Via Montreal Gazette:

“Pete Rose would have his bats corked in the visitors’ clubhouse at Olympic Stadium,” Jammer said in a phone interview from London, England, where he is now a club-playing musician. “I found out he was corking bats.

Corking bats isn’t permitted under MLB rules, which say modifying a bat with foreign substances and using it in play is illegal and subject to ejection and further punishment. A corked bat is one that has been altered and made lighter by drilling a tube into the middle or the end of the thick portion of the barrel. The wood is then replaced by a lighter substance, such as cork or rubber balls. The conventional wisdom is that the lighter weight helps increase bat speed and, as a consequence, the distance a ball is hit.

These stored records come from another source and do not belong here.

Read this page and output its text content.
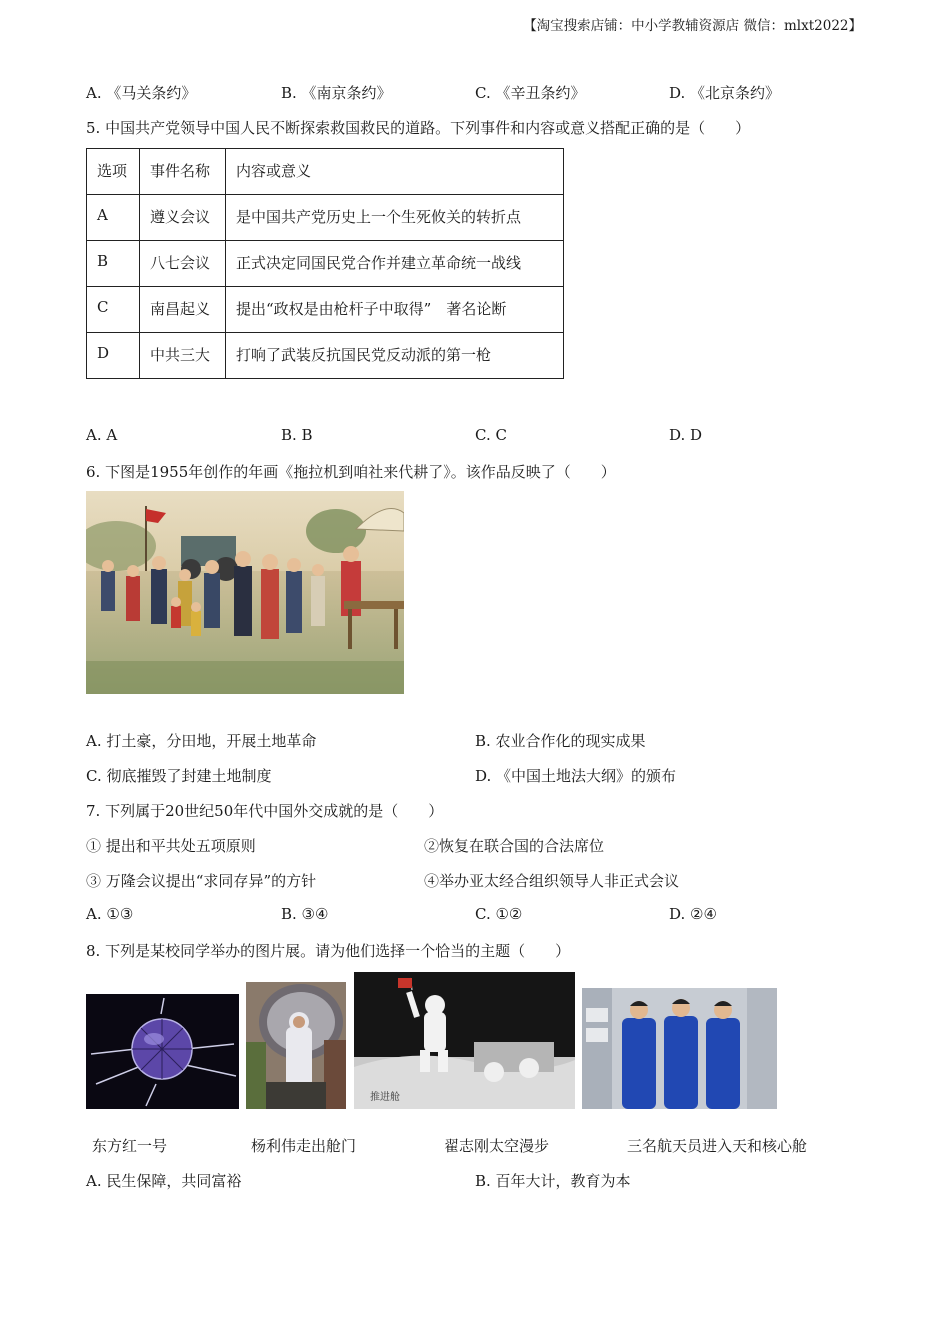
【淘宝搜索店铺：中小学教辅资源店 微信：mlxt2022】
A. 《马关条约》	B. 《南京条约》	C. 《辛丑条约》	D. 《北京条约》
5. 中国共产党领导中国人民不断探索救国救民的道路。下列事件和内容或意义搭配正确的是（　　）
选项	事件名称	内容或意义
A	遵义会议	是中国共产党历史上一个生死攸关的转折点
B	八七会议	正式决定同国民党合作并建立革命统一战线
C	南昌起义	提出“政权是由枪杆子中取得”　著名论断
D	中共三大	打响了武装反抗国民党反动派的第一枪
A. A	B. B	C. C	D. D
6. 下图是1955年创作的年画《拖拉机到咱社来代耕了》。该作品反映了（　　）
A. 打土豪，分田地，开展土地革命	B. 农业合作化的现实成果
C. 彻底摧毁了封建土地制度	D. 《中国土地法大纲》的颁布
7. 下列属于20世纪50年代中国外交成就的是（　　）
① 提出和平共处五项原则	②恢复在联合国的合法席位
③ 万隆会议提出“求同存异”的方针	④举办亚太经合组织领导人非正式会议
A. ①③	B. ③④	C. ①②	D. ②④
8. 下列是某校同学举办的图片展。请为他们选择一个恰当的主题（　　）
推进舱
东方红一号	杨利伟走出舱门	翟志刚太空漫步	三名航天员进入天和核心舱
A. 民生保障，共同富裕	B. 百年大计，教育为本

“Pete was too smart to deal with Expos equipment manager John Silverman (to cork his bats in the Expos’ clubhouse). So Bryan Greenberg, who worked in the visitors’ clubhouse, did it,” Jammer said. “He took me into a room, a door to the left, and underneath tarps there was this machine.”

Jammer recalled that he asked Greenberg: “What’s that machine for?”

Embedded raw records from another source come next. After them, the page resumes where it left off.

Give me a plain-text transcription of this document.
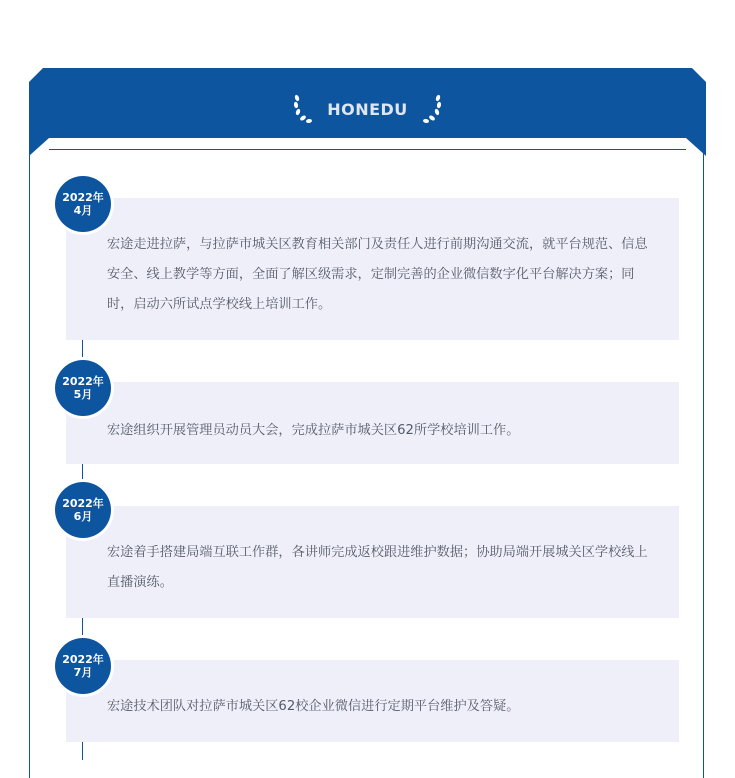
HONEDU

宏途走进拉萨，与拉萨市城关区教育相关部门及责任人进行前期沟通交流，就平台规范、信息安全、线上教学等方面，全面了解区级需求，定制完善的企业微信数字化平台解决方案；同时，启动六所试点学校线上培训工作。

2022年
4月

宏途组织开展管理员动员大会，完成拉萨市城关区62所学校培训工作。

2022年
5月

宏途着手搭建局端互联工作群，各讲师完成返校跟进维护数据；协助局端开展城关区学校线上直播演练。

2022年
6月

宏途技术团队对拉萨市城关区62校企业微信进行定期平台维护及答疑。

2022年
7月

Jammer said Greenberg replied: “That’s a machine for corking Pete Rose’s bats.”

When Jammer told Greenberg he wanted to take a bat with him, Greenberg wouldn’t allow him to.

“The guy (Greenberg) was saying Rose had been corking his bat for 20 years,” Jammer said. “The guy said that nobody checks him because he’s a singles hitter.”

Nothing would surprise us at this point.  Rose certainly isn’t a saint, but why would a singles hitter need to cork his bat.  Show me a bat of his corked and then I’ll believe it.